- Episode no.: Season 2 Episode 3
- Written by: Bob Dorough
- Original air date: November 17, 1973
- Running time: 4:13

Episode chronology
| ← Previous "Verb: That's What's Happening" | Next → "Interjections!" |

= Conjunction Junction =

"Conjunction Junction" is a song written by Bob Dorough as part of the Schoolhouse Rock! series of educational songs and videos. It aired on November 17, 1973, with vocals from the celebrated jazz artist Jack Sheldon, who also appears in I'm Just a Bill. It is "by far the most recognized Schoolhouse Rock tune" according to Bob Newall and Yohe.
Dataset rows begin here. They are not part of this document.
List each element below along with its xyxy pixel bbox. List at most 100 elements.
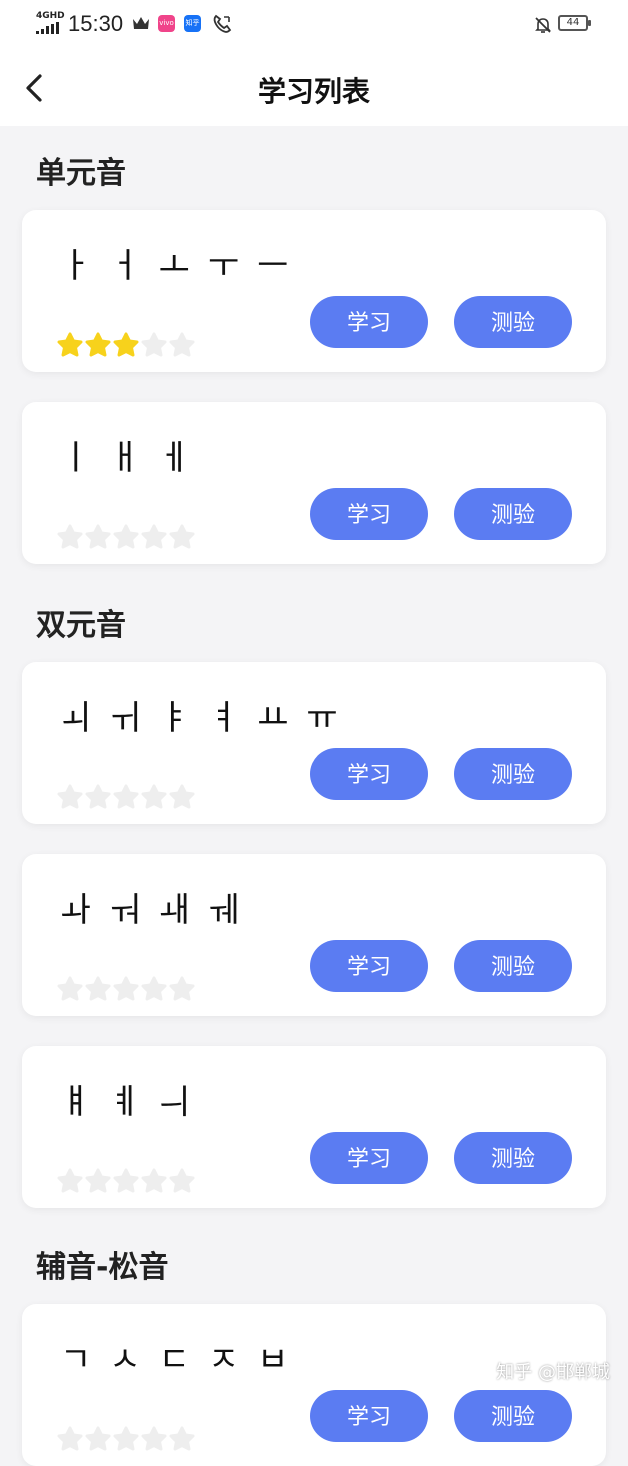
letter-group: ㅣㅐㅔ (60, 430, 208, 479)
signal-icon (36, 22, 64, 34)
letter: ㅜ (207, 246, 240, 286)
star-empty-icon (169, 332, 195, 357)
star-empty-icon (113, 1426, 139, 1451)
nav-bar: 学习列表 (0, 50, 628, 126)
lesson-card: ㅚㅟㅑㅕㅛㅠ 学习 测验 (22, 662, 606, 824)
letter: ㅢ (158, 1082, 190, 1122)
letter: ㅗ (158, 246, 190, 286)
lesson-card: ㅣㅐㅔ 学习 测验 (22, 402, 606, 564)
star-empty-icon (169, 524, 195, 549)
letter: ㅏ (60, 246, 92, 286)
star-rating (56, 524, 196, 552)
letter-group: ㄱㅅㄷㅈㅂ (60, 1332, 306, 1381)
learn-button[interactable]: 学习 (310, 296, 428, 348)
letter: ㅝ (109, 890, 141, 930)
learn-button[interactable]: 学习 (310, 488, 428, 540)
page-title: 学习列表 (257, 75, 370, 108)
zhihu-app-icon: 知乎 (184, 15, 201, 32)
quiz-button[interactable]: 测验 (454, 1390, 572, 1442)
bell-off-icon (535, 17, 551, 33)
phone-call-icon (213, 14, 232, 33)
star-filled-icon (85, 332, 111, 357)
letter: ㄷ (158, 1340, 190, 1380)
crown-icon (133, 17, 149, 29)
star-rating (56, 332, 196, 360)
letter-group: ㅘㅝㅙㅞ (60, 882, 257, 931)
star-empty-icon (169, 784, 195, 809)
star-rating (56, 784, 196, 812)
quiz-button[interactable]: 测验 (454, 488, 572, 540)
star-empty-icon (141, 784, 167, 809)
star-empty-icon (169, 1426, 195, 1451)
star-empty-icon (85, 524, 111, 549)
star-empty-icon (57, 976, 83, 1001)
star-empty-icon (57, 524, 83, 549)
section-title-diphthongs: 双元音 (36, 608, 126, 643)
letter: ㅟ (109, 698, 141, 738)
star-empty-icon (141, 524, 167, 549)
star-empty-icon (85, 1426, 111, 1451)
learn-button[interactable]: 学习 (310, 1390, 428, 1442)
quiz-button[interactable]: 测验 (454, 1132, 572, 1184)
letter: ㅠ (306, 698, 338, 738)
letter: ㅣ (60, 438, 92, 478)
star-filled-icon (57, 332, 83, 357)
star-rating (56, 1426, 196, 1454)
quiz-button[interactable]: 测验 (454, 748, 572, 800)
letter: ㅅ (109, 1340, 141, 1380)
section-title-plain-consonants: 辅音-松音 (36, 1250, 169, 1285)
learn-button[interactable]: 学习 (310, 748, 428, 800)
quiz-button[interactable]: 测验 (454, 296, 572, 348)
letter: ㅒ (60, 1082, 92, 1122)
star-empty-icon (141, 976, 167, 1001)
star-empty-icon (57, 1168, 83, 1193)
letter-group: ㅚㅟㅑㅕㅛㅠ (60, 690, 356, 739)
letter: ㄱ (60, 1340, 92, 1380)
watermark: 知乎 @邯郸城 (496, 1362, 610, 1383)
star-empty-icon (57, 1426, 83, 1451)
lesson-card: ㄱㅅㄷㅈㅂ 学习 测验 (22, 1304, 606, 1466)
star-empty-icon (85, 1168, 111, 1193)
star-rating (56, 1168, 196, 1196)
vivo-app-icon: vivo (158, 15, 175, 32)
star-empty-icon (85, 784, 111, 809)
letter: ㅂ (257, 1340, 289, 1380)
battery-icon: 44 (558, 15, 591, 31)
star-empty-icon (141, 332, 167, 357)
letter: ㅡ (257, 246, 289, 286)
letter: ㅛ (257, 698, 289, 738)
status-time: 15:30 (68, 11, 124, 36)
learn-button[interactable]: 学习 (310, 1132, 428, 1184)
star-empty-icon (169, 976, 195, 1001)
letter: ㅑ (158, 698, 190, 738)
star-filled-icon (113, 332, 139, 357)
status-bar: 4GHD 15:30 vivo 知乎 44 (0, 0, 628, 50)
star-empty-icon (141, 1168, 167, 1193)
letter: ㅘ (60, 890, 92, 930)
letter: ㅖ (109, 1082, 141, 1122)
star-empty-icon (113, 524, 139, 549)
star-empty-icon (141, 1426, 167, 1451)
letter: ㅓ (109, 246, 141, 286)
learn-button[interactable]: 学习 (310, 940, 428, 992)
letter: ㅞ (207, 890, 240, 930)
lesson-card: ㅏㅓㅗㅜㅡ 学习 测验 (22, 210, 606, 372)
letter: ㅐ (109, 438, 141, 478)
section-title-monophthongs: 单元音 (36, 156, 126, 191)
star-rating (56, 976, 196, 1004)
letter: ㅈ (207, 1340, 240, 1380)
star-empty-icon (113, 1168, 139, 1193)
letter: ㅔ (158, 438, 190, 478)
battery-level: 44 (566, 17, 580, 28)
star-empty-icon (57, 784, 83, 809)
letter-group: ㅒㅖㅢ (60, 1074, 208, 1123)
lesson-card: ㅒㅖㅢ 学习 测验 (22, 1046, 606, 1208)
star-empty-icon (113, 976, 139, 1001)
star-empty-icon (113, 784, 139, 809)
star-empty-icon (169, 1168, 195, 1193)
letter: ㅕ (207, 698, 240, 738)
star-empty-icon (85, 976, 111, 1001)
quiz-button[interactable]: 测验 (454, 940, 572, 992)
letter: ㅚ (60, 698, 92, 738)
letter-group: ㅏㅓㅗㅜㅡ (60, 238, 306, 287)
The frequent refrain of the song is "Conjunction Junction, what's your function? Hookin' up words and phrases and clauses." Conjunction Junction was one of seven Grammar Rock episodes, which made up the second season of Schoolhouse Rock!. To teach conjunctions and their purpose of joining clauses with and, but, or, and nor, the song uses the metaphor of a railroad junction connecting freight cars.

== Episode ==
The main character is an unnamed train conductor with wire-framed glasses, blue overalls and a red bandana. He connects boxcars representing words, phrases, and clauses with the conjunction boxcars that read "AND", "BUT", and "OR", while two hobos fry fish, ride in a hot air balloon, and drink tea with the conductor. Also featured are the duck and the drake, a woman tied up onto the railroad tracks. At the very end, the conductor waves from the caboose.
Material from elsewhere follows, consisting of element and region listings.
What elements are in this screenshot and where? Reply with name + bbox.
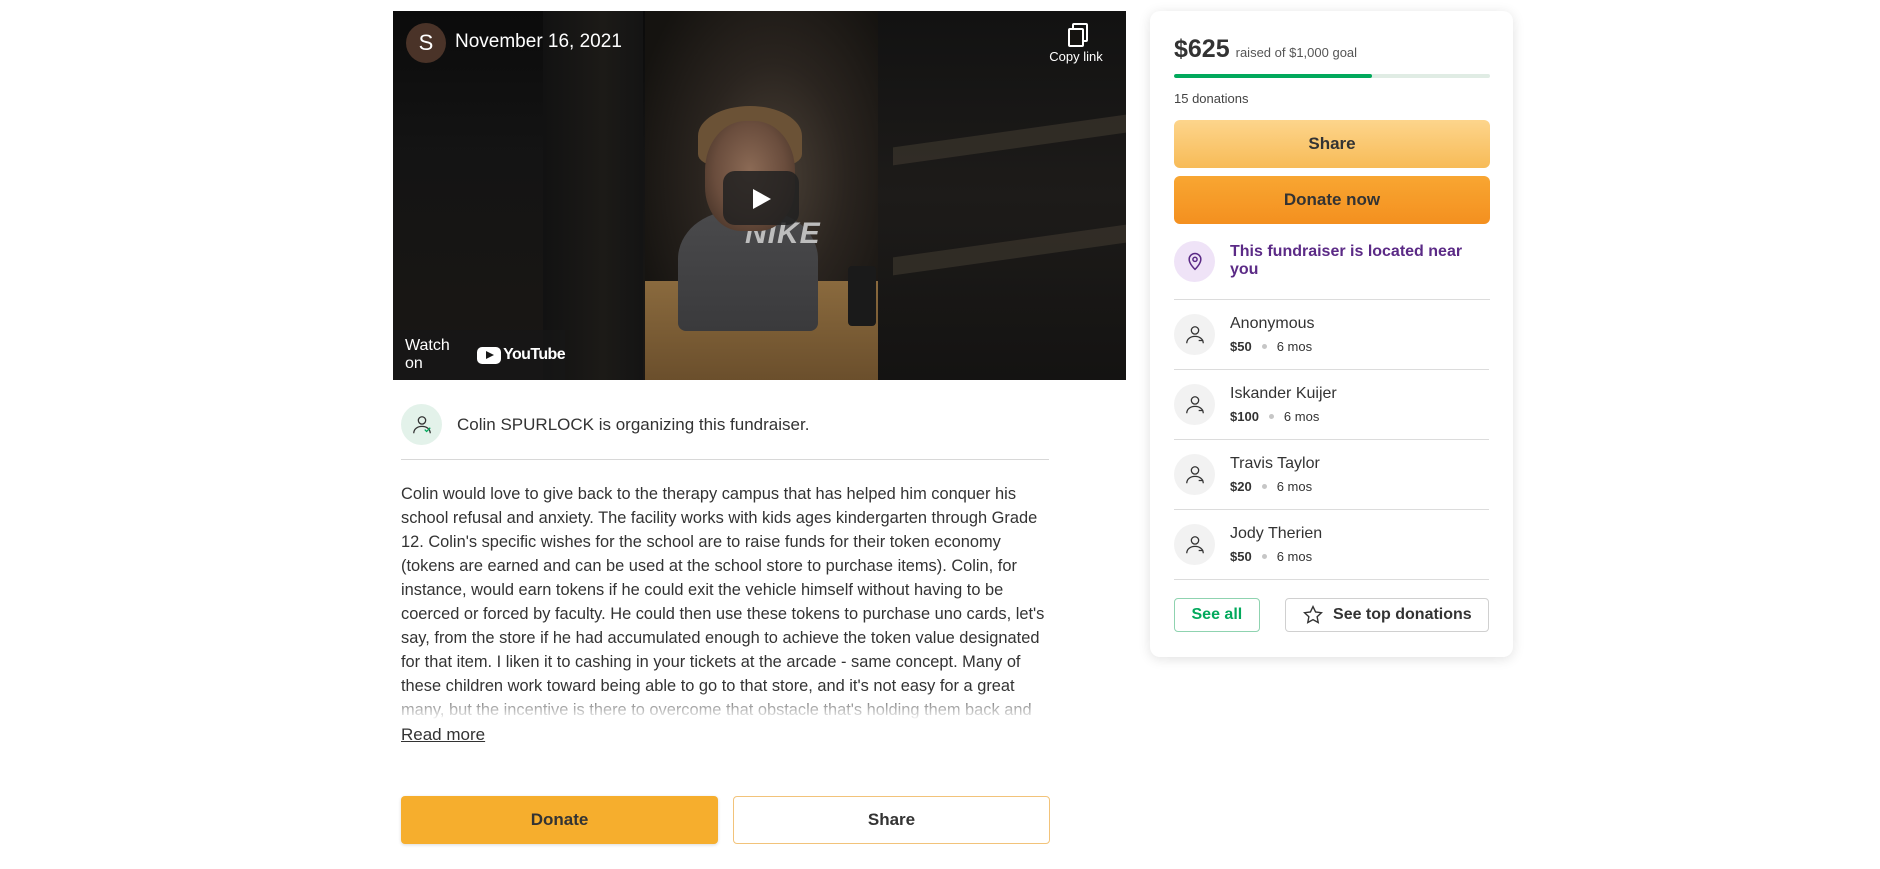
copy-icon bbox=[1067, 23, 1088, 47]
see-top-donations-label: See top donations bbox=[1333, 606, 1472, 623]
progress-bar bbox=[1174, 74, 1490, 78]
donor-icon bbox=[1185, 535, 1204, 553]
donor-name: Anonymous bbox=[1230, 315, 1315, 332]
raised-summary: $625 raised of $1,000 goal bbox=[1174, 35, 1489, 64]
user-icon bbox=[412, 415, 431, 433]
donate-now-button[interactable]: Donate now bbox=[1174, 176, 1490, 224]
play-button[interactable] bbox=[723, 171, 799, 225]
donor-amount: $50 bbox=[1230, 339, 1252, 354]
donor-name: Jody Therien bbox=[1230, 525, 1323, 542]
channel-avatar[interactable]: S bbox=[406, 23, 446, 63]
copy-link-label: Copy link bbox=[1049, 49, 1103, 64]
donor-name: Iskander Kuijer bbox=[1230, 385, 1337, 402]
donor-item: Travis Taylor $20 6 mos bbox=[1174, 440, 1489, 510]
donor-avatar bbox=[1174, 384, 1215, 425]
separator-dot bbox=[1261, 484, 1267, 489]
watch-on-label: Watch on bbox=[405, 337, 450, 372]
location-pin-icon bbox=[1187, 252, 1202, 271]
copy-link-button[interactable]: Copy link bbox=[1046, 23, 1106, 66]
separator-dot bbox=[1268, 414, 1274, 419]
donation-sidebar: $625 raised of $1,000 goal 15 donations … bbox=[1150, 11, 1513, 657]
watch-on-youtube-link[interactable]: Watch on YouTube bbox=[393, 330, 566, 380]
goal-text: raised of $1,000 goal bbox=[1235, 45, 1358, 60]
fundraiser-story: Colin would love to give back to the the… bbox=[401, 482, 1049, 722]
separator-dot bbox=[1261, 554, 1267, 559]
video-title[interactable]: November 16, 2021 bbox=[455, 31, 622, 53]
donor-icon bbox=[1185, 465, 1204, 483]
youtube-logo: YouTube bbox=[477, 346, 566, 364]
donor-time: 6 mos bbox=[1276, 479, 1313, 494]
location-text: This fundraiser is located near you bbox=[1230, 243, 1463, 278]
raised-amount: $625 bbox=[1174, 35, 1230, 63]
separator-dot bbox=[1261, 344, 1267, 349]
donor-name: Travis Taylor bbox=[1230, 455, 1320, 472]
donor-item: Anonymous $50 6 mos bbox=[1174, 300, 1489, 370]
donor-amount: $100 bbox=[1230, 409, 1259, 424]
donor-time: 6 mos bbox=[1276, 339, 1313, 354]
star-icon bbox=[1303, 604, 1323, 624]
donor-amount: $50 bbox=[1230, 549, 1252, 564]
donor-icon bbox=[1185, 395, 1204, 413]
youtube-play-icon bbox=[477, 346, 502, 364]
donor-amount: $20 bbox=[1230, 479, 1252, 494]
video-frame-right bbox=[878, 11, 1126, 380]
organizer-text: Colin SPURLOCK is organizing this fundra… bbox=[457, 414, 810, 434]
location-notice: This fundraiser is located near you bbox=[1174, 240, 1489, 282]
donor-icon bbox=[1185, 325, 1204, 343]
share-button[interactable]: Share bbox=[733, 796, 1050, 844]
donation-count: 15 donations bbox=[1174, 91, 1249, 106]
read-more-link[interactable]: Read more bbox=[401, 725, 485, 745]
donate-button[interactable]: Donate bbox=[401, 796, 718, 844]
donor-time: 6 mos bbox=[1276, 549, 1313, 564]
donor-item: Iskander Kuijer $100 6 mos bbox=[1174, 370, 1489, 440]
youtube-wordmark: YouTube bbox=[503, 346, 565, 363]
sidebar-share-button[interactable]: Share bbox=[1174, 120, 1490, 168]
donor-time: 6 mos bbox=[1283, 409, 1320, 424]
donor-avatar bbox=[1174, 454, 1215, 495]
see-top-donations-button[interactable]: See top donations bbox=[1284, 598, 1489, 632]
see-all-button[interactable]: See all bbox=[1174, 598, 1260, 632]
donor-item: Jody Therien $50 6 mos bbox=[1174, 510, 1489, 580]
organizer-avatar bbox=[401, 404, 442, 445]
story-fade bbox=[401, 690, 1049, 730]
donor-avatar bbox=[1174, 314, 1215, 355]
location-icon-circle bbox=[1174, 240, 1215, 282]
story-text: Colin would love to give back to the the… bbox=[401, 485, 1045, 719]
organizer-row: Colin SPURLOCK is organizing this fundra… bbox=[401, 402, 1049, 460]
video-frame-left bbox=[393, 11, 645, 380]
donor-list-actions: See all See top donations bbox=[1174, 598, 1489, 632]
video-embed[interactable]: NIKE S November 16, 2021 Copy link Watch… bbox=[393, 11, 1126, 380]
progress-fill bbox=[1174, 74, 1372, 78]
donor-avatar bbox=[1174, 524, 1215, 565]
The idea of a railyard where words and phrases get hooked together came from George Newall. Tom Yohe created the storyboard and sketched the conductor, while Bill Peckmann added several side characters.

"The whole idea is: What are you up to? What's your function? What are you seeking?"
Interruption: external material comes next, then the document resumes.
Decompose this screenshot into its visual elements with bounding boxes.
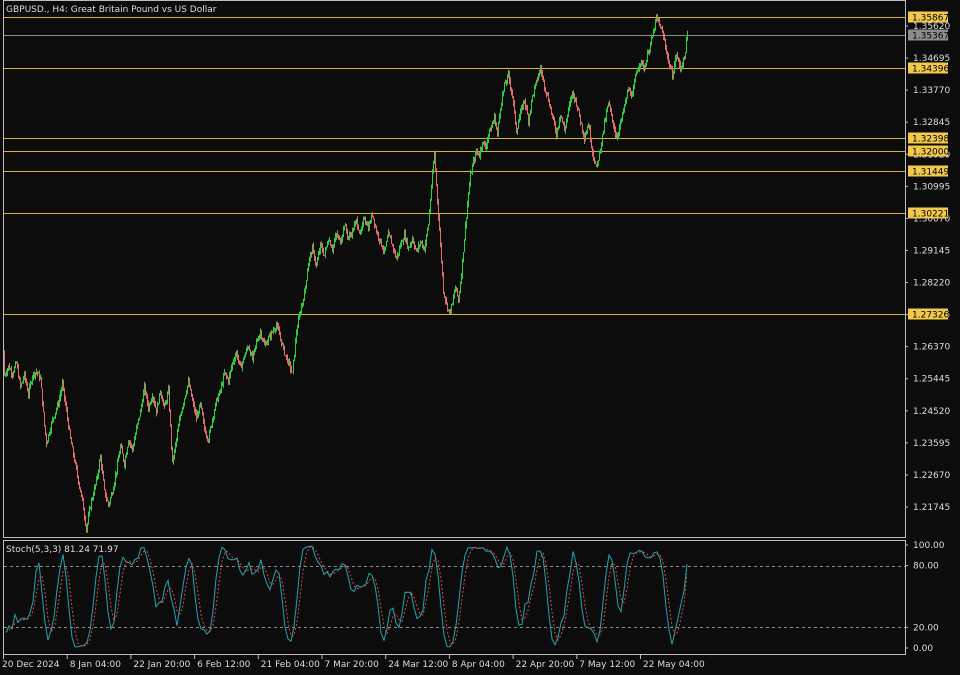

– Bob Dorough, Conjunction Junction songwriter

== Production ==
Conjunction Junction was Jack Sheldon's Schoolhouse Rock! singing debut, and he went on to provide vocals for the classic, I'm Just a Bill, as well Sheldon was the well known television sidekick of Merv Griffin and a celebrated trumpet player. Sheldon played trumpet on the track, and credited the success of Schoolhouse Rock! to its deep roots in jazz: "When we made Conjunction Junction, it was me and Teddy Edwards and Nick Ceroli and Leroy Vinegar and Bob Dorough played the piano. That’s a jazz band…it was really nothing to do with rock. It was always jazz, but we said rock and roll, so everybody loved it for rock and roll." The group of celebrated jazz performers, which also included Dave Frishberg on piano and Stuard Scharf on guitar, recorded Conjunction Junction and I'm Just a Bill (which was released two years later) in Los Angeles on the same day. Bob Dorough asked Terry Morel, a jazz singer who was in town, to sing the chorus on the demo tape with Mary Sue Berry on harmony, and the recording ended up being the final cut.

== Legacy ==
Schoolhouse Rock! creators George Newall and Tom Yohe wrote more than twenty years after the song's release that "you can sit at your restaurant table, look up at your twenty- or thirty-something waiter or waitress, say "Conjunction Junction," and chances are you'll get the same enthusiastic reply every time: 'What's your function?'"

In live performances by songwriter Bob Dorough, Conjunction Junction was the crowd favorite along with I'm Just a Bill and The Preamble.

An undergraduate English student at the University of Connecticut organized a petition in 1991 to bring back Schoolhouse Rock!, which taught her conjunctions.

A parody of it called ‘Norfolk Southern! What’s your Function?’ is a parody of the song, for Class 1 railroad Norfolk Southern.

Conjunction Junction appeared in the 1994 film Reality Bites with Ben Stiller. In 2010, Conjunction Junction became the hold music for the United States Department of Education, replacing previous elevator music that the Deputy Chief of Staff Matthew Yale described as "awful, awful, just awful".

=== Better Than Ezra cover ===
On the 1990s-released album Schoolhouse Rock! Rocks, the song is covered by Better Than Ezra.